Online security

You too could become the next money mule

Are you being offered money on social networks for using your bank account? This is a type of money laundering. Don't be fooled. Don't become a money mule.

A money mule is someone who lends their bank account to someone they don't know

A money mule is someone who transfers stolen money between various payment accounts, earning commission. They're called mules because, like the animal, these people will help 'carry' something - in this case, stolen money - to another location, often the scammers' account or the account of another money mule. This is what's known as money laundering and is illegal.

Scammers' favourite targets are usually the most financially vulnerable and young people in particular. 

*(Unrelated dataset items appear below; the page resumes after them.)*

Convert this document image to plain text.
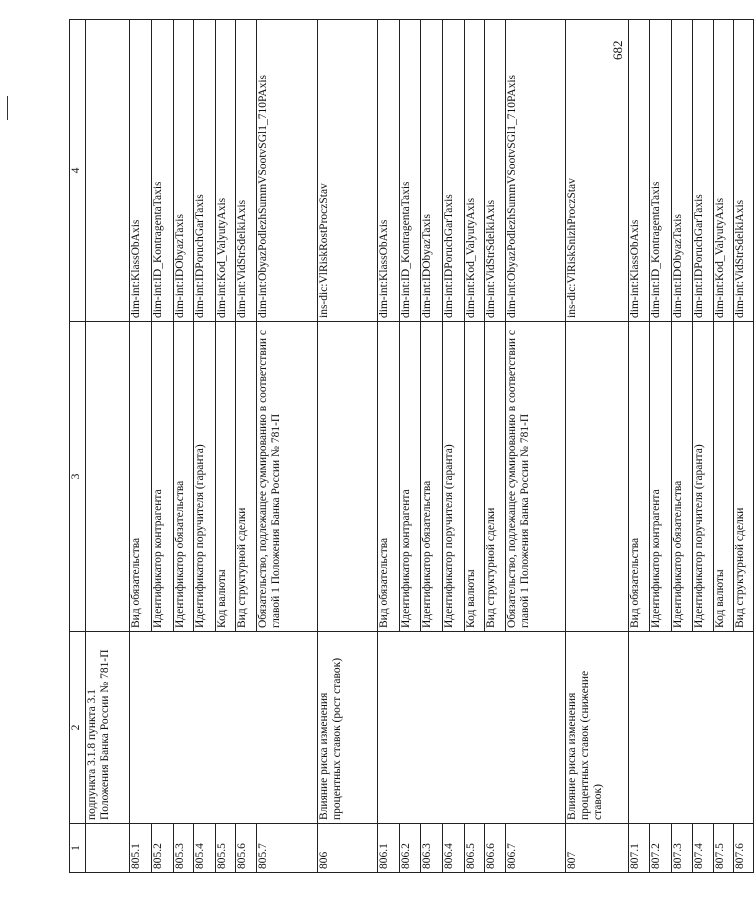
1	2	3	4
	подпункта 3.1.8 пункта 3.1 Положения Банка России № 781-П		
805.1		Вид обязательства	dim-int:KlassObAxis
805.2		Идентификатор контрагента	dim-int:ID_KontragentaTaxis
805.3		Идентификатор обязательства	dim-int:IDObyazTaxis
805.4		Идентификатор поручителя (гаранта)	dim-int:IDPoruchGarTaxis
805.5		Код валюты	dim-int:Kod_ValyutyAxis
805.6		Вид структурной сделки	dim-int:VidStrSdelkiAxis
805.7		Обязательство, подлежащее суммированию в соответствии с главой 1 Положения Банка России № 781-П	dim-int:ObyazPodlezhSummVSootvSGl1_710PAxis
806	Влияние риска изменения процентных ставок (рост ставок)		ins-dic:VlRiskRostProczStav
806.1		Вид обязательства	dim-int:KlassObAxis
806.2		Идентификатор контрагента	dim-int:ID_KontragentaTaxis
806.3		Идентификатор обязательства	dim-int:IDObyazTaxis
806.4		Идентификатор поручителя (гаранта)	dim-int:IDPoruchGarTaxis
806.5		Код валюты	dim-int:Kod_ValyutyAxis
806.6		Вид структурной сделки	dim-int:VidStrSdelkiAxis
806.7		Обязательство, подлежащее суммированию в соответствии с главой 1 Положения Банка России № 781-П	dim-int:ObyazPodlezhSummVSootvSGl1_710PAxis
807	Влияние риска изменения процентных ставок (снижение ставок)		ins-dic:VlRiskSnizhProczStav
807.1		Вид обязательства	dim-int:KlassObAxis
807.2		Идентификатор контрагента	dim-int:ID_KontragentaTaxis
807.3		Идентификатор обязательства	dim-int:IDObyazTaxis
807.4		Идентификатор поручителя (гаранта)	dim-int:IDPoruchGarTaxis
807.5		Код валюты	dim-int:Kod_ValyutyAxis
807.6		Вид структурной сделки	dim-int:VidStrSdelkiAxis
682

Recruited via Instagram, WhatsApp or Snapchat

Scammers recruit young people in their own environment, e.g. social networks - Instagram, WhatsApp or Snapchat - and also on their class or school discussion forums. And contact isn't just made on-line; young people are also being approached in places they frequent or where they're studying.

Easy money? Too good to be true

When they recruit you, criminals promise you the chance to earn money quickly and easily, by lending your bank card for carrying out transactions, which they say are legal. This actually involves criminal activity. 

Money mules are often not aware that what they're doing is illegal, but would they do it in real life? Imagine someone, who seems trustworthy to you, asking you to take their money to Mexico. Would you do it? Probably not. So don't do it through your bank account either. 

How you can avoid becoming a money mule

  • Never give your debit card, account number or bank logins to anyone you don't know. 
  • Beware of offers that promise you money in exchange for your debit card or bank codes, and report these to the authorities
  • Report the money mule recruiter profile on social networks.
  • If you think you've been involved as a money mule, block your bank card immediately using Card Stop by calling 078 170 170. Contact your bank and contact the police to report the matter.